Mandy McKeown and Florien Norbu Gyanatshang were put on flights to Frankfurt on Monday morning, said officials from the British Embassy in Beijing and the Foreign Ministry in Berlin.
McKeown, 41, and Gyanatshang, 30, were part of a group of four who last week unfurled a Tibetan flag and shouted "Free Tibet" south of the National Stadium, one of the main Olympics venues.
The group, which also included Americans Jeremy Wells and John Watterberg, was taken away by security agents.
On Sunday night, Wells and Watterberg were part of a group of eight Americans who were sent home after Washington expressed disappointment that the Olympics did not bring more "openness and tolerance" in China.
The blunt US criticism - and China's harsher treatment of foreign activists - came at the end of 17 days of Olympic competition that generally went smoothly for Chinese organisers who had been nervous about security and protests.
No rallies were held throughout the entire Olympics in three parks designated as protest zones after Chinese officials declined to issue permits to 77 applicants, and detained some of them.
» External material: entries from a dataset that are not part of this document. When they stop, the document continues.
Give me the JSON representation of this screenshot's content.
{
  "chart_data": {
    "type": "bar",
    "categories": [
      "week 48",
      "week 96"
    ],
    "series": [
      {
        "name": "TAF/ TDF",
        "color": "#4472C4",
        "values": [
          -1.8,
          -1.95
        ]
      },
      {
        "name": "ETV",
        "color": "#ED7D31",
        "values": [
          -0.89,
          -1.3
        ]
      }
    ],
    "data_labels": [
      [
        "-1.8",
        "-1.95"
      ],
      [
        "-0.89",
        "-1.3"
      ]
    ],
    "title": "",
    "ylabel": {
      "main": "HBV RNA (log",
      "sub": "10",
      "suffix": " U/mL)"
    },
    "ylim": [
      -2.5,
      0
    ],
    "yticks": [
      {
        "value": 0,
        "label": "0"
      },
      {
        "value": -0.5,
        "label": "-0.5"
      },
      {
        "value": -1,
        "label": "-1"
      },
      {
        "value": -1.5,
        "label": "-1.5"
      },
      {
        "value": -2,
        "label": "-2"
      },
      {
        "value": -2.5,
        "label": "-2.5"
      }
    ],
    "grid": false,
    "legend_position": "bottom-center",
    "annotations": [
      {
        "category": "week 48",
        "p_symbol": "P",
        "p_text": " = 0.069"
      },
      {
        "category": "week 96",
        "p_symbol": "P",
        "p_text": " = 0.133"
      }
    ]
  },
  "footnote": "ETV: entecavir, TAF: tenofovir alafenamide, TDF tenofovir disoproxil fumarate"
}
But mostly foreign activists staged a series of small illegal demonstrations near Olympic venues and at Beijing landmarks.
The foreigners mostly unveiled "Free Tibet" banners before being seized by security officials, hustled into cars and taken away to be put on flights out of China.
A handful of journalists trying to cover the protests were roughed up by authorities then released. There were also tensions with the media over China restricting access to the Internet.
Beijing had promised the media freedom to report the games and announced the protest parks as part of efforts to address criticism that China should not have been awarded the games because of its human rights record and tight controls on internal dissent.